Em relação às técnicas psicológicas de defesa e auto-hipnose, é importante entender que as defesas são processos automáticos. O foco, portanto, deve ser em desenvolver estratégias conscientes de regulação emocional que permitam acolher e processar esses sentimentos, em vez de apenas reprimi-los. A auto-hipnose pode ser uma ferramenta valiosa nesse processo. Ela pode ser usada para induzir um estado de relaxamento profundo e, nesse estado, trabalhar com visualizações e sugestões positivas. Você poderia, por exemplo, em um estado de auto-hipnose, visualizar um lugar seguro e tranquilo dentro de si, e então criar uma imagem simbólica de conexão saudável com seus filhos, como uma luz ou um fio elástico que os une, permitindo independência mas mantendo o vínculo. Outra sugestão é usar afirmações como "Eu permito que meus filhos vivam suas jornadas e confio na criação que lhes dei" ou "Minha paz interior é independente da localização geográfica das pessoas que amo". A prática regular é fundamental para consolidar esses novos caminhos neurais.

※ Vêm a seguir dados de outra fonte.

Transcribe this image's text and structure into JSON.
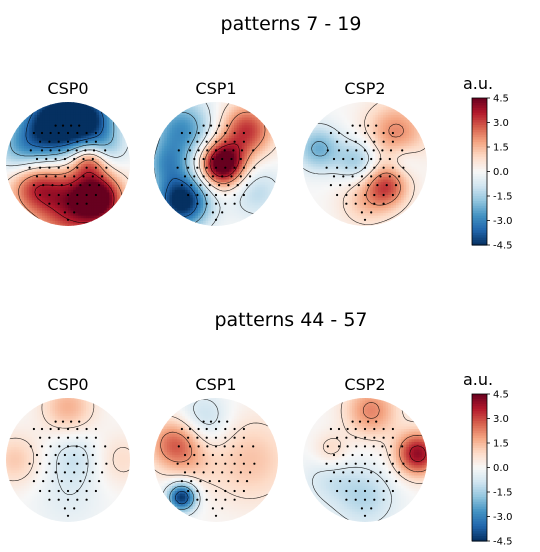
{
  "chart_data": [
    {
      "type": "heatmap",
      "title": "patterns 7 - 19",
      "colorbar": {
        "label": "a.u.",
        "ticks": [
          "4.5",
          "3.0",
          "1.5",
          "0.0",
          "-1.5",
          "-3.0",
          "-4.5"
        ],
        "range": [
          -4.5,
          4.5
        ],
        "colormap": "RdBu_r"
      },
      "panels": [
        {
          "title": "CSP0",
          "blobs": [
            {
              "x": -0.2,
              "y": 0.65,
              "v": -5.5,
              "s": 0.4
            },
            {
              "x": 0.35,
              "y": 0.75,
              "v": -3.2,
              "s": 0.3
            },
            {
              "x": -0.75,
              "y": 0.2,
              "v": -1.8,
              "s": 0.3
            },
            {
              "x": 0.6,
              "y": 0.25,
              "v": -1.5,
              "s": 0.25
            },
            {
              "x": 0.1,
              "y": -0.65,
              "v": 3.8,
              "s": 0.45
            },
            {
              "x": 0.5,
              "y": -0.55,
              "v": 3.5,
              "s": 0.25
            },
            {
              "x": -0.55,
              "y": -0.35,
              "v": 2.6,
              "s": 0.3
            },
            {
              "x": 0.35,
              "y": 0.05,
              "v": 2.6,
              "s": 0.2
            }
          ]
        },
        {
          "title": "CSP1",
          "blobs": [
            {
              "x": 0.1,
              "y": 0.0,
              "v": 5.5,
              "s": 0.25
            },
            {
              "x": 0.5,
              "y": 0.55,
              "v": 3.2,
              "s": 0.3
            },
            {
              "x": -0.55,
              "y": -0.6,
              "v": -5.0,
              "s": 0.3
            },
            {
              "x": -0.55,
              "y": 0.55,
              "v": -2.8,
              "s": 0.35
            },
            {
              "x": 0.65,
              "y": -0.45,
              "v": -1.2,
              "s": 0.3
            },
            {
              "x": -0.8,
              "y": 0.0,
              "v": -2.0,
              "s": 0.25
            }
          ]
        },
        {
          "title": "CSP2",
          "blobs": [
            {
              "x": 0.5,
              "y": 0.5,
              "v": 2.2,
              "s": 0.35
            },
            {
              "x": 0.35,
              "y": -0.35,
              "v": 2.8,
              "s": 0.25
            },
            {
              "x": 0.0,
              "y": -0.6,
              "v": 1.2,
              "s": 0.3
            },
            {
              "x": -0.75,
              "y": 0.25,
              "v": -2.2,
              "s": 0.25
            },
            {
              "x": -0.1,
              "y": 0.05,
              "v": -1.8,
              "s": 0.25
            },
            {
              "x": 0.6,
              "y": 0.05,
              "v": -1.0,
              "s": 0.2
            }
          ]
        }
      ]
    },
    {
      "type": "heatmap",
      "title": "patterns 44 - 57",
      "colorbar": {
        "label": "a.u.",
        "ticks": [
          "4.5",
          "3.0",
          "1.5",
          "0.0",
          "-1.5",
          "-3.0",
          "-4.5"
        ],
        "range": [
          -4.5,
          4.5
        ],
        "colormap": "RdBu_r"
      },
      "panels": [
        {
          "title": "CSP0",
          "blobs": [
            {
              "x": 0.0,
              "y": 0.85,
              "v": 1.6,
              "s": 0.3
            },
            {
              "x": -0.85,
              "y": 0.0,
              "v": 1.2,
              "s": 0.3
            },
            {
              "x": 0.85,
              "y": 0.0,
              "v": 0.8,
              "s": 0.3
            },
            {
              "x": 0.1,
              "y": 0.05,
              "v": -0.9,
              "s": 0.3
            },
            {
              "x": 0.0,
              "y": -0.6,
              "v": -0.5,
              "s": 0.4
            }
          ]
        },
        {
          "title": "CSP1",
          "blobs": [
            {
              "x": -0.55,
              "y": -0.6,
              "v": -4.5,
              "s": 0.16
            },
            {
              "x": -0.65,
              "y": 0.25,
              "v": 2.8,
              "s": 0.3
            },
            {
              "x": -0.2,
              "y": 0.65,
              "v": -1.3,
              "s": 0.3
            },
            {
              "x": 0.55,
              "y": 0.0,
              "v": 1.3,
              "s": 0.5
            },
            {
              "x": -0.3,
              "y": -0.1,
              "v": 0.4,
              "s": 0.25
            }
          ]
        },
        {
          "title": "CSP2",
          "blobs": [
            {
              "x": 0.85,
              "y": 0.1,
              "v": 4.0,
              "s": 0.25
            },
            {
              "x": 0.1,
              "y": 0.8,
              "v": 2.2,
              "s": 0.3
            },
            {
              "x": -0.55,
              "y": 0.15,
              "v": 1.0,
              "s": 0.2
            },
            {
              "x": 0.0,
              "y": -0.6,
              "v": -1.3,
              "s": 0.35
            },
            {
              "x": -0.6,
              "y": -0.3,
              "v": -0.8,
              "s": 0.3
            }
          ]
        }
      ]
    }
  ]
}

Além da auto-hipnose, outras abordagens são complementares. A reestruturação cognitiva, que é identificar e questionar pensamentos automáticos como "algo ruim vai acontecer com ele longe de mim" ou "minha vida perdeu o sentido principal", ajuda a reduzir a ansiedade na fonte. Técnicas de mindfulness e aceitação são poderosas para lidar com a sensação de vazio. Em vez de lutar contra o sentimento ou tentar preencher o vazio imediatamente, pratique observá-lo com curiosidade e sem julgamento, percebendo-o como uma onda que vem e vai. Isso diminui o seu poder assustador. É crucial também criar um espaço seguro para expressar suas emoções, seja através de um diário, de conversas com amigos ou em psicoterapia. Reprimir sentimentos para proteger os filhos pode, a longo prazo, criar uma comunicação superficial. Você pode aprender a compartilhar seus sentimentos de uma forma autêntica mas não dependente, dizendo, por exemplo, "Sinto sua falta, mas fico feliz por sua oportunidade", modelando assim uma forma saudável de lidar com a saudade.
Para lidar com a transição familiar sem afetar a relação, o equilíbrio é a palavra-chave. Mantenha uma comunicação afetiva e interessada, mas respeitando o espaço e a nova rotina deles. Combine horários para chamadas de vídeo que sejam convenientes para todos, evitando o excesso de contato que pode nascer da ansiedade. Paralelamente, invista no reinvestimento em sua própria identidade e projetos pessoais. Este é um momento para redescobrir interesses, hobbies, amizades e aspectos de si mesma que podem ter ficado em segundo plano durante os anos de criação dos filhos. Ao nutrir sua própria vida, você diminui a carga emocional colocada no vínculo com os filhos e encontra novas fontes de satisfação. Lembre-se de que sua ansiedade é um sinal de amor, mas também um convite para cuidar de si com a mesma dedicação que sempre cuidou deles. Se as técnicas de autoajuda não forem suficientes, buscar apoio em psicoterapia seria um excelente passo para navegar por essa fase com mais profundidade e suporte profissional.